Надоело быть жертвой? Стань профи по информационной безопасности, получай самую свежую информацию об угрозах и средствах защиты от ведущего российского аналитического центра Anti-Malware.ru:

----------


## PavelA

Смотреть надо "Просмотр событий"



> Тот же фиг:
> 
> 	Код:
> 	Microsoft Windows [Version 6.1.7601]
> (c) Корпорация Майкрософт (Microsoft Corp.), 2009. Все права защищены.
> 
> C:\Windows\system32>ping 127.0.0.1
> 
> Обмен пакетами с 127.0.0.1 по с 32 байтами данных:
> ...


Это говорит о проблемах именно с TCP/IP 

Чем дальше, тем больше я прихожу к необходимости переустановки системы. Хотя бы поверху.

----------


## Justlogin

> Смотреть надо "Просмотр событий"


Ок, вечером приду с работы, скину что там есть.
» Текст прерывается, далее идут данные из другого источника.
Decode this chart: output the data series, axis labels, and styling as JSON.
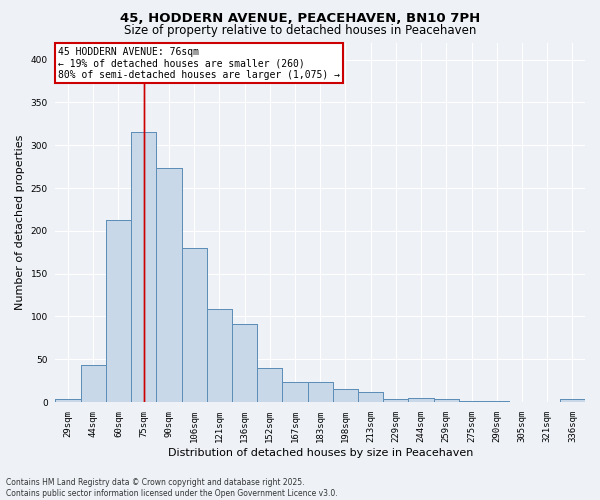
{
  "title_line1": "45, HODDERN AVENUE, PEACEHAVEN, BN10 7PH",
  "title_line2": "Size of property relative to detached houses in Peacehaven",
  "xlabel": "Distribution of detached houses by size in Peacehaven",
  "ylabel": "Number of detached properties",
  "categories": [
    "29sqm",
    "44sqm",
    "60sqm",
    "75sqm",
    "90sqm",
    "106sqm",
    "121sqm",
    "136sqm",
    "152sqm",
    "167sqm",
    "183sqm",
    "198sqm",
    "213sqm",
    "229sqm",
    "244sqm",
    "259sqm",
    "275sqm",
    "290sqm",
    "305sqm",
    "321sqm",
    "336sqm"
  ],
  "values": [
    4,
    43,
    213,
    315,
    273,
    180,
    109,
    91,
    40,
    23,
    24,
    15,
    12,
    3,
    5,
    4,
    1,
    1,
    0,
    0,
    3
  ],
  "bar_color": "#c8d8e8",
  "bar_edge_color": "#5b8db8",
  "vline_x": 3.0,
  "vline_color": "#cc0000",
  "annotation_text": "45 HODDERN AVENUE: 76sqm\n← 19% of detached houses are smaller (260)\n80% of semi-detached houses are larger (1,075) →",
  "annotation_box_color": "#ffffff",
  "annotation_box_edge": "#cc0000",
  "background_color": "#eef2f7",
  "grid_color": "#ffffff",
  "footer_line1": "Contains HM Land Registry data © Crown copyright and database right 2025.",
  "footer_line2": "Contains public sector information licensed under the Open Government Licence v3.0.",
  "ylim": [
    0,
    420
  ],
  "yticks": [
    0,
    50,
    100,
    150,
    200,
    250,
    300,
    350,
    400
  ],
  "title1_fontsize": 9.5,
  "title2_fontsize": 8.5,
  "xlabel_fontsize": 8,
  "ylabel_fontsize": 8,
  "tick_fontsize": 6.5,
  "footer_fontsize": 5.5,
  "ann_fontsize": 7
}
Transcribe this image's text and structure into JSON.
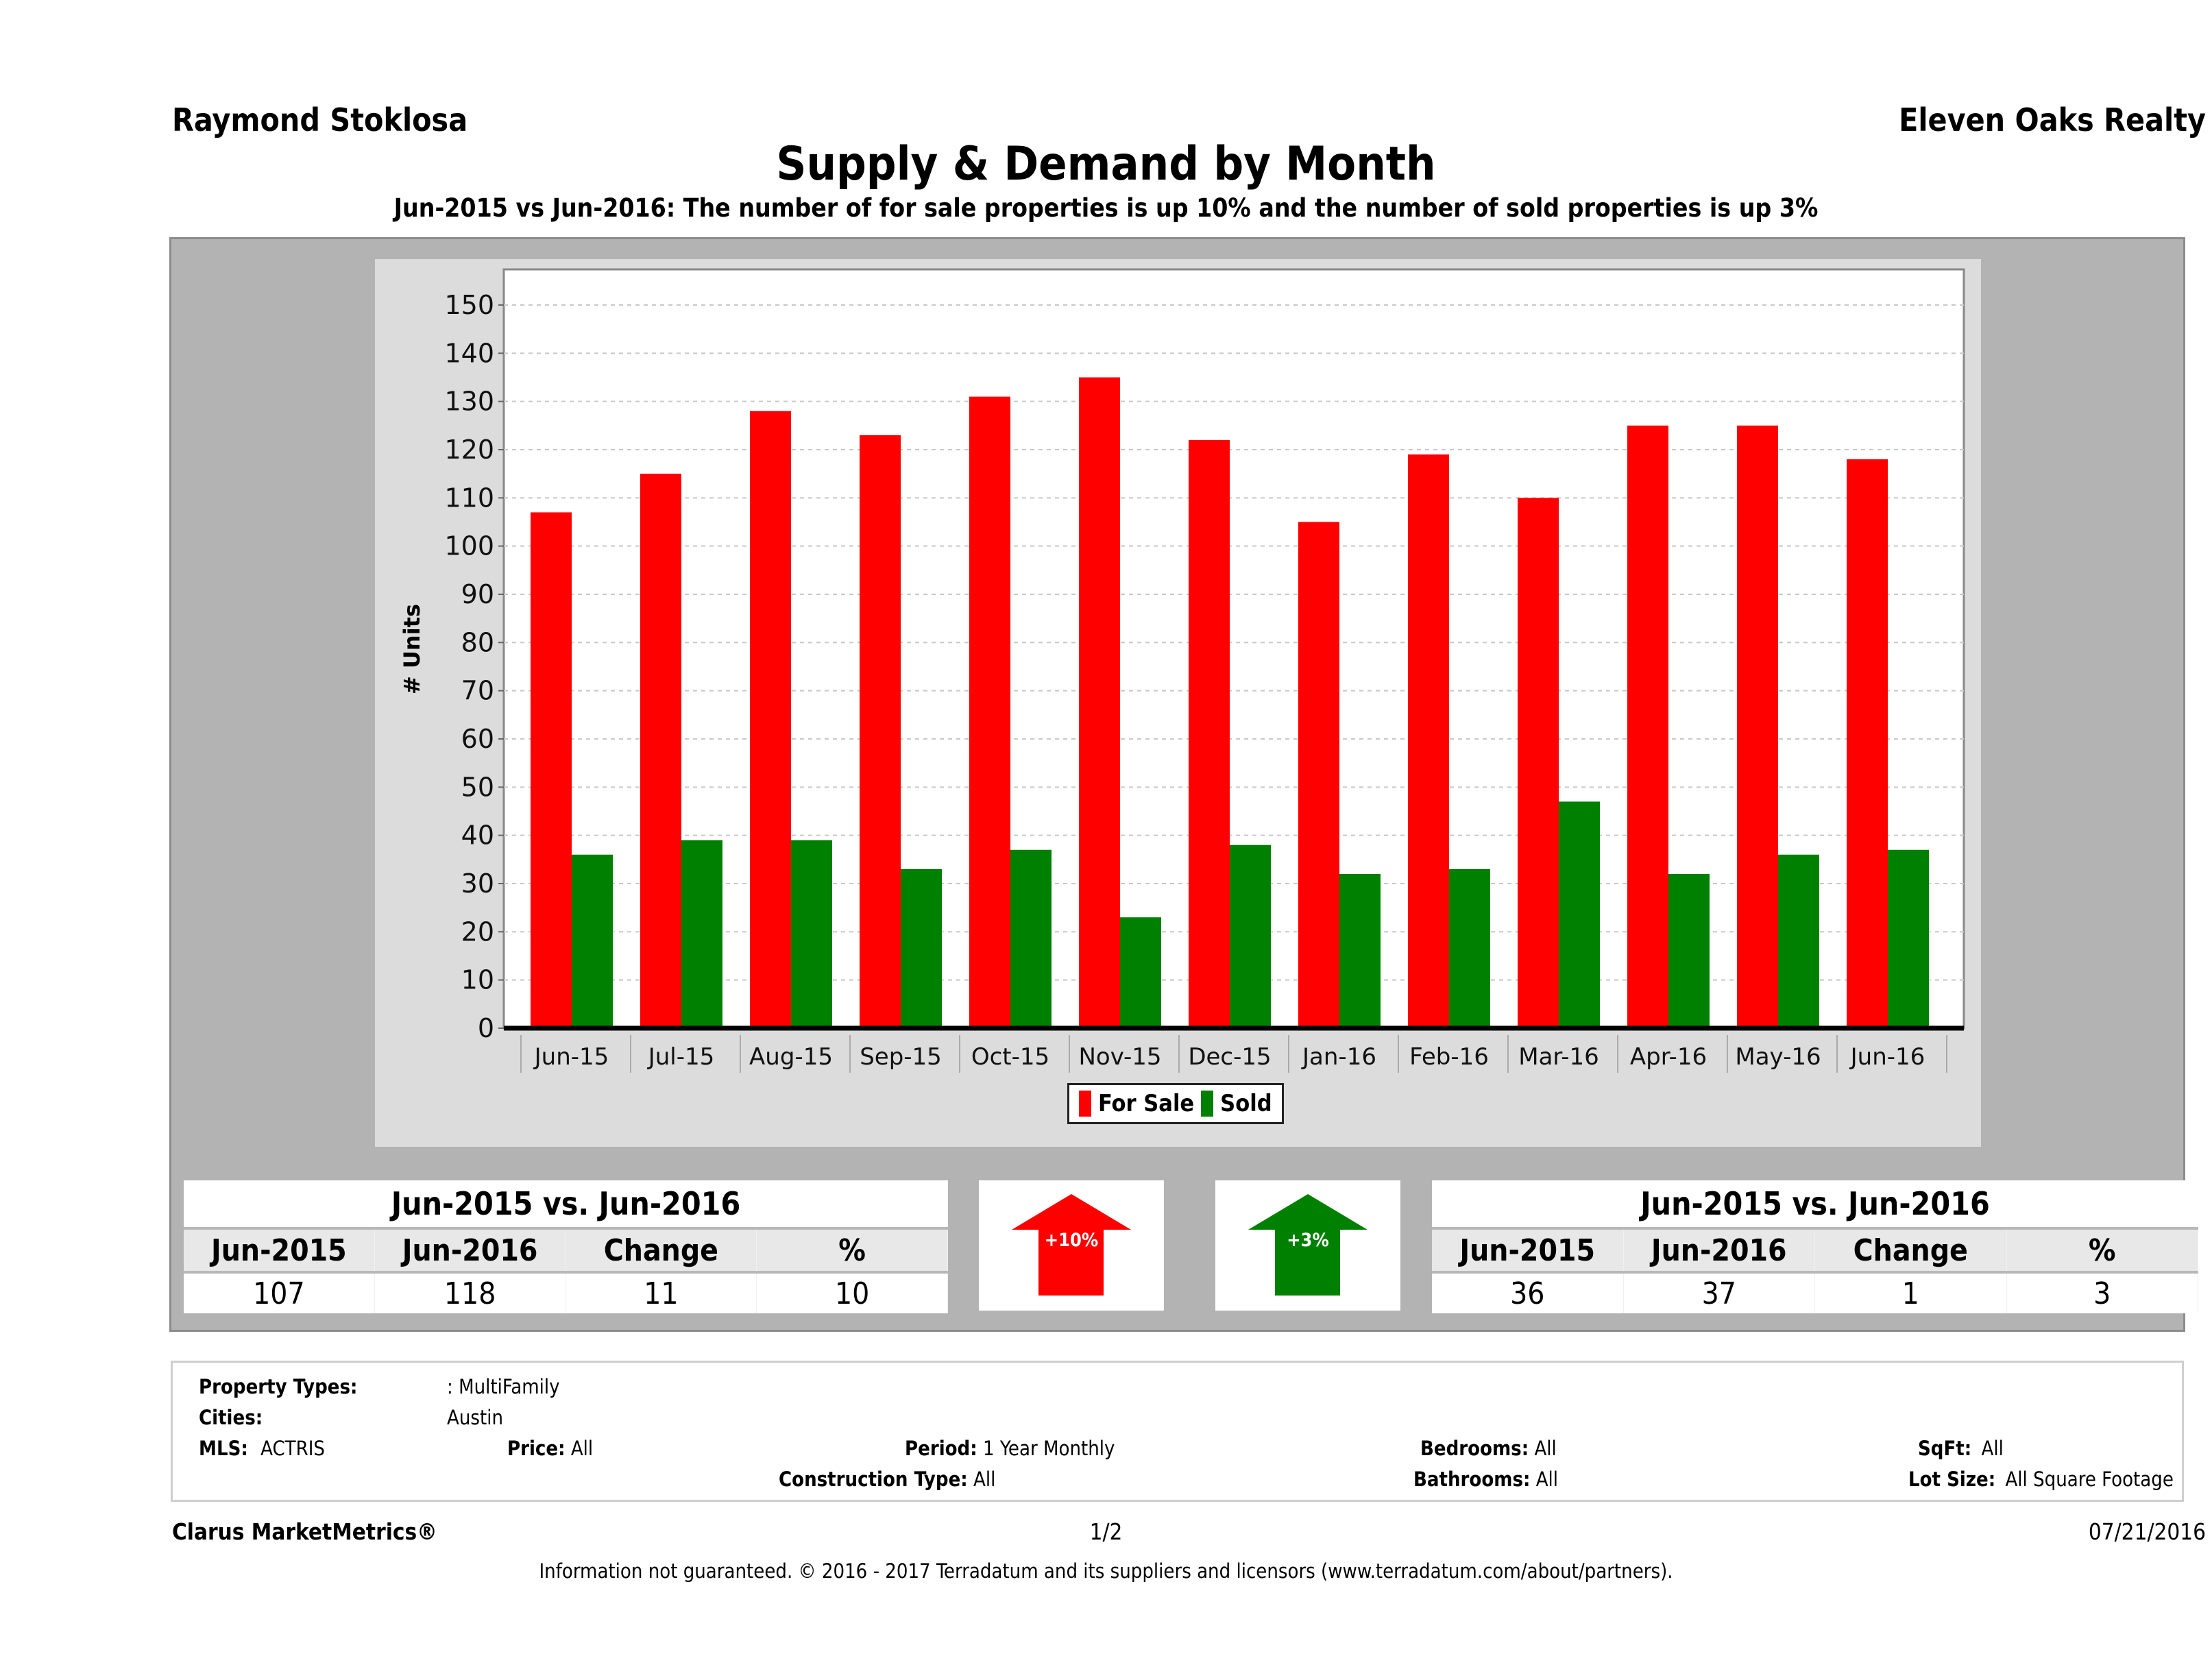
{
  "header": {
    "agent": "Raymond Stoklosa",
    "company": "Eleven Oaks Realty",
    "title": "Supply & Demand by Month",
    "subtitle": "Jun-2015 vs Jun-2016: The number of for sale properties is up 10% and the number of sold properties is up 3%"
  },
  "colors": {
    "for_sale": "#ff0000",
    "sold": "#008000"
  },
  "chart_data": {
    "type": "bar",
    "title": "Supply & Demand by Month",
    "xlabel": "",
    "ylabel": "# Units",
    "ylim": [
      0,
      150
    ],
    "yticks": [
      0,
      10,
      20,
      30,
      40,
      50,
      60,
      70,
      80,
      90,
      100,
      110,
      120,
      130,
      140,
      150
    ],
    "grid": true,
    "legend_position": "bottom-center",
    "categories": [
      "Jun-15",
      "Jul-15",
      "Aug-15",
      "Sep-15",
      "Oct-15",
      "Nov-15",
      "Dec-15",
      "Jan-16",
      "Feb-16",
      "Mar-16",
      "Apr-16",
      "May-16",
      "Jun-16"
    ],
    "series": [
      {
        "name": "For Sale",
        "color": "#ff0000",
        "values": [
          107,
          115,
          128,
          123,
          131,
          135,
          122,
          105,
          119,
          110,
          125,
          125,
          118
        ]
      },
      {
        "name": "Sold",
        "color": "#008000",
        "values": [
          36,
          39,
          39,
          33,
          37,
          23,
          38,
          32,
          33,
          47,
          32,
          36,
          37
        ]
      }
    ]
  },
  "legend": {
    "for_sale": "For Sale",
    "sold": "Sold"
  },
  "for_sale_summary": {
    "title": "Jun-2015 vs. Jun-2016",
    "headers": [
      "Jun-2015",
      "Jun-2016",
      "Change",
      "%"
    ],
    "values": [
      "107",
      "118",
      "11",
      "10"
    ],
    "arrow_label": "+10%",
    "arrow_direction": "up"
  },
  "sold_summary": {
    "title": "Jun-2015 vs. Jun-2016",
    "headers": [
      "Jun-2015",
      "Jun-2016",
      "Change",
      "%"
    ],
    "values": [
      "36",
      "37",
      "1",
      "3"
    ],
    "arrow_label": "+3%",
    "arrow_direction": "up"
  },
  "criteria": {
    "property_types_label": "Property Types:",
    "property_types_value": ": MultiFamily",
    "cities_label": "Cities:",
    "cities_value": "Austin",
    "mls_label": "MLS:",
    "mls_value": "ACTRIS",
    "price_label": "Price:",
    "price_value": "All",
    "period_label": "Period:",
    "period_value": "1 Year Monthly",
    "construction_label": "Construction Type:",
    "construction_value": "All",
    "bedrooms_label": "Bedrooms:",
    "bedrooms_value": "All",
    "bathrooms_label": "Bathrooms:",
    "bathrooms_value": "All",
    "sqft_label": "SqFt:",
    "sqft_value": "All",
    "lot_label": "Lot Size:",
    "lot_value": "All Square Footage"
  },
  "footer": {
    "brand": "Clarus MarketMetrics®",
    "page": "1/2",
    "date": "07/21/2016",
    "disclaimer": "Information not guaranteed. © 2016 - 2017 Terradatum and its suppliers and licensors (www.terradatum.com/about/partners)."
  }
}
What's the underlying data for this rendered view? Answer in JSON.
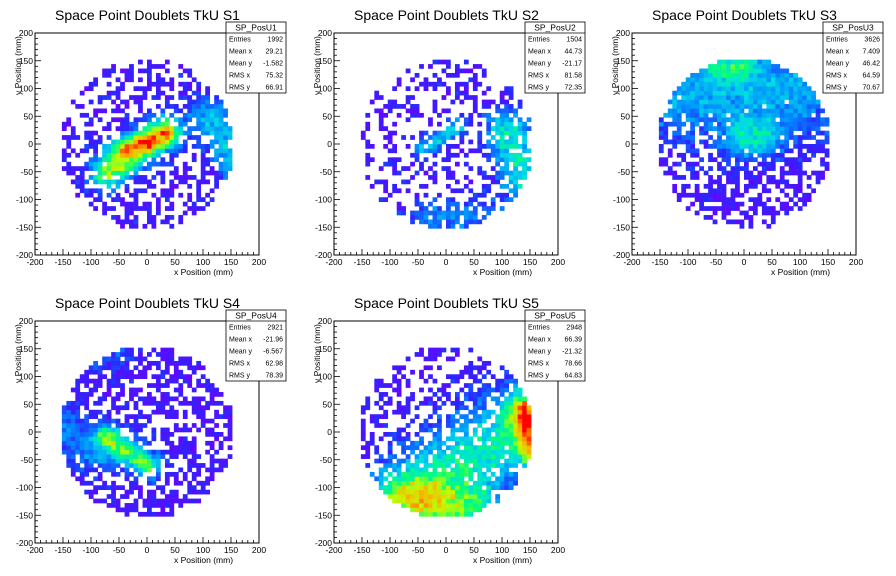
{
  "chart_data": [
    {
      "type": "heatmap",
      "title": "Space Point Doublets TkU S1",
      "xlabel": "x Position (mm)",
      "ylabel": "y Position (mm)",
      "xlim": [
        -200,
        200
      ],
      "ylim": [
        -200,
        200
      ],
      "xticks": [
        "-200",
        "-150",
        "-100",
        "-50",
        "0",
        "50",
        "100",
        "150",
        "200"
      ],
      "yticks": [
        "-200",
        "-150",
        "-100",
        "-50",
        "0",
        "50",
        "100",
        "150",
        "200"
      ],
      "stats": {
        "name": "SP_PosU1",
        "rows": [
          {
            "label": "Entries",
            "value": "1992"
          },
          {
            "label": "Mean x",
            "value": "29.21"
          },
          {
            "label": "Mean y",
            "value": "-1.582"
          },
          {
            "label": "RMS x",
            "value": "75.32"
          },
          {
            "label": "RMS y",
            "value": "66.91"
          }
        ]
      },
      "pattern": {
        "base": 0.45,
        "bgLevel": 0.1,
        "seed": 11,
        "features": [
          {
            "x1": -70,
            "y1": -50,
            "x2": 30,
            "y2": 25,
            "w": 22,
            "level": 0.6
          },
          {
            "x1": 110,
            "y1": 50,
            "x2": 160,
            "y2": -30,
            "w": 25,
            "level": 0.32
          },
          {
            "x1": -55,
            "y1": -5,
            "x2": 40,
            "y2": 10,
            "w": 15,
            "level": 0.25
          }
        ]
      }
    },
    {
      "type": "heatmap",
      "title": "Space Point Doublets TkU S2",
      "xlabel": "x Position (mm)",
      "ylabel": "y Position (mm)",
      "xlim": [
        -200,
        200
      ],
      "ylim": [
        -200,
        200
      ],
      "xticks": [
        "-200",
        "-150",
        "-100",
        "-50",
        "0",
        "50",
        "100",
        "150",
        "200"
      ],
      "yticks": [
        "-200",
        "-150",
        "-100",
        "-50",
        "0",
        "50",
        "100",
        "150",
        "200"
      ],
      "stats": {
        "name": "SP_PosU2",
        "rows": [
          {
            "label": "Entries",
            "value": "1504"
          },
          {
            "label": "Mean x",
            "value": "44.73"
          },
          {
            "label": "Mean y",
            "value": "-21.17"
          },
          {
            "label": "RMS x",
            "value": "81.58"
          },
          {
            "label": "RMS y",
            "value": "72.35"
          }
        ]
      },
      "pattern": {
        "base": 0.32,
        "bgLevel": 0.1,
        "seed": 23,
        "features": [
          {
            "x1": 110,
            "y1": 20,
            "x2": 160,
            "y2": -100,
            "w": 30,
            "level": 0.42
          },
          {
            "x1": -40,
            "y1": -10,
            "x2": 20,
            "y2": 30,
            "w": 12,
            "level": 0.35
          },
          {
            "x1": -30,
            "y1": -130,
            "x2": 60,
            "y2": -130,
            "w": 25,
            "level": 0.2
          }
        ]
      }
    },
    {
      "type": "heatmap",
      "title": "Space Point Doublets TkU S3",
      "xlabel": "x Position (mm)",
      "ylabel": "y Position (mm)",
      "xlim": [
        -200,
        200
      ],
      "ylim": [
        -200,
        200
      ],
      "xticks": [
        "-200",
        "-150",
        "-100",
        "-50",
        "0",
        "50",
        "100",
        "150",
        "200"
      ],
      "yticks": [
        "-200",
        "-150",
        "-100",
        "-50",
        "0",
        "50",
        "100",
        "150",
        "200"
      ],
      "stats": {
        "name": "SP_PosU3",
        "rows": [
          {
            "label": "Entries",
            "value": "3626"
          },
          {
            "label": "Mean x",
            "value": "7.409"
          },
          {
            "label": "Mean y",
            "value": "46.42"
          },
          {
            "label": "RMS x",
            "value": "64.59"
          },
          {
            "label": "RMS y",
            "value": "70.67"
          }
        ]
      },
      "pattern": {
        "base": 0.5,
        "bgLevel": 0.08,
        "seed": 37,
        "features": [
          {
            "x1": -100,
            "y1": 100,
            "x2": 80,
            "y2": 100,
            "w": 70,
            "level": 0.3
          },
          {
            "x1": 0,
            "y1": 10,
            "x2": 30,
            "y2": 10,
            "w": 25,
            "level": 0.3
          },
          {
            "x1": -40,
            "y1": 140,
            "x2": -10,
            "y2": 140,
            "w": 20,
            "level": 0.25
          }
        ]
      }
    },
    {
      "type": "heatmap",
      "title": "Space Point Doublets TkU S4",
      "xlabel": "x Position (mm)",
      "ylabel": "y Position (mm)",
      "xlim": [
        -200,
        200
      ],
      "ylim": [
        -200,
        200
      ],
      "xticks": [
        "-200",
        "-150",
        "-100",
        "-50",
        "0",
        "50",
        "100",
        "150",
        "200"
      ],
      "yticks": [
        "-200",
        "-150",
        "-100",
        "-50",
        "0",
        "50",
        "100",
        "150",
        "200"
      ],
      "stats": {
        "name": "SP_PosU4",
        "rows": [
          {
            "label": "Entries",
            "value": "2921"
          },
          {
            "label": "Mean x",
            "value": "-21.96"
          },
          {
            "label": "Mean y",
            "value": "-6.567"
          },
          {
            "label": "RMS x",
            "value": "62.98"
          },
          {
            "label": "RMS y",
            "value": "78.39"
          }
        ]
      },
      "pattern": {
        "base": 0.55,
        "bgLevel": 0.08,
        "seed": 41,
        "features": [
          {
            "x1": -70,
            "y1": -10,
            "x2": 0,
            "y2": -60,
            "w": 18,
            "level": 0.55
          },
          {
            "x1": -160,
            "y1": 20,
            "x2": -100,
            "y2": -40,
            "w": 30,
            "level": 0.2
          },
          {
            "x1": -150,
            "y1": 130,
            "x2": -60,
            "y2": 150,
            "w": 25,
            "level": 0.15
          }
        ]
      }
    },
    {
      "type": "heatmap",
      "title": "Space Point Doublets TkU S5",
      "xlabel": "x Position (mm)",
      "ylabel": "y Position (mm)",
      "xlim": [
        -200,
        200
      ],
      "ylim": [
        -200,
        200
      ],
      "xticks": [
        "-200",
        "-150",
        "-100",
        "-50",
        "0",
        "50",
        "100",
        "150",
        "200"
      ],
      "yticks": [
        "-200",
        "-150",
        "-100",
        "-50",
        "0",
        "50",
        "100",
        "150",
        "200"
      ],
      "stats": {
        "name": "SP_PosU5",
        "rows": [
          {
            "label": "Entries",
            "value": "2948"
          },
          {
            "label": "Mean x",
            "value": "66.39"
          },
          {
            "label": "Mean y",
            "value": "-21.32"
          },
          {
            "label": "RMS x",
            "value": "78.66"
          },
          {
            "label": "RMS y",
            "value": "64.83"
          }
        ]
      },
      "pattern": {
        "base": 0.38,
        "bgLevel": 0.08,
        "seed": 53,
        "features": [
          {
            "x1": -40,
            "y1": -100,
            "x2": 150,
            "y2": 20,
            "w": 55,
            "level": 0.45
          },
          {
            "x1": 140,
            "y1": 40,
            "x2": 160,
            "y2": -40,
            "w": 20,
            "level": 0.45
          },
          {
            "x1": -100,
            "y1": -120,
            "x2": 60,
            "y2": -140,
            "w": 30,
            "level": 0.35
          }
        ]
      }
    }
  ]
}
> Это говорит о проблемах именно с TCP/IP


Ну WinSock'и же мы пробовали уже мучать. При удалении и переустановке протокола - ноль подсечки. При копировании с другого компьютера - этот виснет когда кабель вставляешь.

Я тут подумал - может заменить оба этих раздела, но только не с другого компьютера, а с этого же самого, но когда вставлен другой винт, на который я чистую систему неделю назад ставил и все работает? Просто на флешку может быть скопировать WinSock и WinSock2 оттуда, а потом подтыкнуть старый винт и в безопасном режиме эти ветки заменить?




> Чем дальше, тем больше я прихожу к необходимости переустановки системы. Хотя бы поверху.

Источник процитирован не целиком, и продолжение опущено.